Drysdale made his return to the ice on Sunday night against the Utah Hockey Club, and with us gritting our teeth, palms all sweaty in anticipation for what we would see from the 22-year-old; trying to determine if we should grab our pitchforks or not — he was actually pretty dang good.
The young defenseman did just about everything you could have asked for aside from scoring and appearing on the box score after 60 minutes. Drysdale was bang even at 5-on-5 when it came to the shot attempt share, but thanks to the quality of those attempts earned exceptional an on-ice expected goals share of 77.42%, according to Natural Stat Trick. The Flyers had seven shots on goal when he was on the ice, and Utah was held to just two. And, Drysdale was on the ice for both Flyers goals and none of the four that Utah eventually scored in the Flyers’ 4-2 loss. On an individual basis, Drysdale managed to also get three shot attempts off, get one shot on goal, block two shots, and possibly most importantly suffered just one giveaway but earned three takeaways on Sunday.
All of that in 18 minutes and 54 seconds of ice time and on the third pair with Nick Seeler. Not too shabby at all.
And beyond the recorded numbers, Drysdale almost made an immaculate return with notching a goal of his own. The tally was eventually called back due to Travis Konecny interfering with the Utah netminder, but it’s really the effort that counts (beyond scoring his second goal of the season).

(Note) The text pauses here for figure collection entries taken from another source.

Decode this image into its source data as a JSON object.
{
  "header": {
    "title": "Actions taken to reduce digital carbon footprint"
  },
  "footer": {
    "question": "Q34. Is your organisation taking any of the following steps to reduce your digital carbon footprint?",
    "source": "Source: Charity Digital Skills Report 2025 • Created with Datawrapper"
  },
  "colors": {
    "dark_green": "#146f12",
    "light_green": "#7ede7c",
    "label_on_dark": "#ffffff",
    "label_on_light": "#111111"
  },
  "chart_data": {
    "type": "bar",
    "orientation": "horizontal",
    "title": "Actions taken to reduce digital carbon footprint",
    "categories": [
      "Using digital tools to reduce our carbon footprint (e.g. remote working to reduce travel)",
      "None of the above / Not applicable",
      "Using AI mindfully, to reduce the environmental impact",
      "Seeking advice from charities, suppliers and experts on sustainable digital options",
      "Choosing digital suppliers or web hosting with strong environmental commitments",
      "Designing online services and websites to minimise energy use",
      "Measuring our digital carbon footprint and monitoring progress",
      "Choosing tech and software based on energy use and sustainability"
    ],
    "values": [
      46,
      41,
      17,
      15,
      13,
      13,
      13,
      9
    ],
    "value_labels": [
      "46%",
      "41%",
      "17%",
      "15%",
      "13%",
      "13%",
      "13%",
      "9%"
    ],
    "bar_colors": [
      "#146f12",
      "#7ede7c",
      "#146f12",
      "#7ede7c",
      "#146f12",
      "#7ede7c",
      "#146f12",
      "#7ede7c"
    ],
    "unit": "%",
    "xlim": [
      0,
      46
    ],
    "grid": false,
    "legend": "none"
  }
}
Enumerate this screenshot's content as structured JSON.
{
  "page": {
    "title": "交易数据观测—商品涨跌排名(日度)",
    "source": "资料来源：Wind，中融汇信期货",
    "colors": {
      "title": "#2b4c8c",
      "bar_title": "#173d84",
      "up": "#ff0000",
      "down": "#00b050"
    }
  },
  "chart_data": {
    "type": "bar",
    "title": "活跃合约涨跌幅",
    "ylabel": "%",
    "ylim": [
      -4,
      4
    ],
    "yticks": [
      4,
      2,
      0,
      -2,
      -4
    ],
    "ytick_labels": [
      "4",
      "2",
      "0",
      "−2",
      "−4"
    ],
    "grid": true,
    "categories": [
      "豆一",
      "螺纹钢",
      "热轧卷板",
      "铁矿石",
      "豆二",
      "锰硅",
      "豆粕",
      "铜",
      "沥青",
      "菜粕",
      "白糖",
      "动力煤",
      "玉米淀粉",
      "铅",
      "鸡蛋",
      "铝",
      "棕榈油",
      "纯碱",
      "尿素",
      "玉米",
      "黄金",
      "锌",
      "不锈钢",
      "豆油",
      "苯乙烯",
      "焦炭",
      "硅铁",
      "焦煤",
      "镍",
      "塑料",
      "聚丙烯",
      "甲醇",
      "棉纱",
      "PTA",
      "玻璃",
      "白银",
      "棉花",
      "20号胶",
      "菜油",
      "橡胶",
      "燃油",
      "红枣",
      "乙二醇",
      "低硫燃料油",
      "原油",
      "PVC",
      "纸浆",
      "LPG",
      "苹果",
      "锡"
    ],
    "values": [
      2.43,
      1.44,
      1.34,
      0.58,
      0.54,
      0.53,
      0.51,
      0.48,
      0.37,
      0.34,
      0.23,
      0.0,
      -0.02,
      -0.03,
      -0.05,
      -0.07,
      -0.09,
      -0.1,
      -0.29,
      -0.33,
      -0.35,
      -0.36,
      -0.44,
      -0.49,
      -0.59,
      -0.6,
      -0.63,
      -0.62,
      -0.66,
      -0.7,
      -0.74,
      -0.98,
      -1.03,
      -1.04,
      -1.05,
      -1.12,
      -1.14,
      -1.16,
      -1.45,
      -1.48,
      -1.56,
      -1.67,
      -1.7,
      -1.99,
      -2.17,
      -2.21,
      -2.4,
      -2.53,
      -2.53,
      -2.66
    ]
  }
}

While he had to walk away without earning a point, by our eyes — and just about everyone else’s — Drysdale looked much more in-sync with the game than he was to start this season. He was quicker in his reactions and was able to make several plays with the puck that felt like he was truly getting what head coach John Tortorella is saying when he mentions playing at a high pace. While at other times, Drysdale would be caught with possession and just get trucked or get the puck stripped off his stick, on Sunday the young blueliner was able to truly look the part of an eventual top-four defenseman that can be responsible in all three zones.
With this start on the bottom pair, there’s less desperate need for Drysdale to do everything that he was able to do in his earlier years. Now, it feels like he just needs to get back in the right development path and he could be something special, eventually.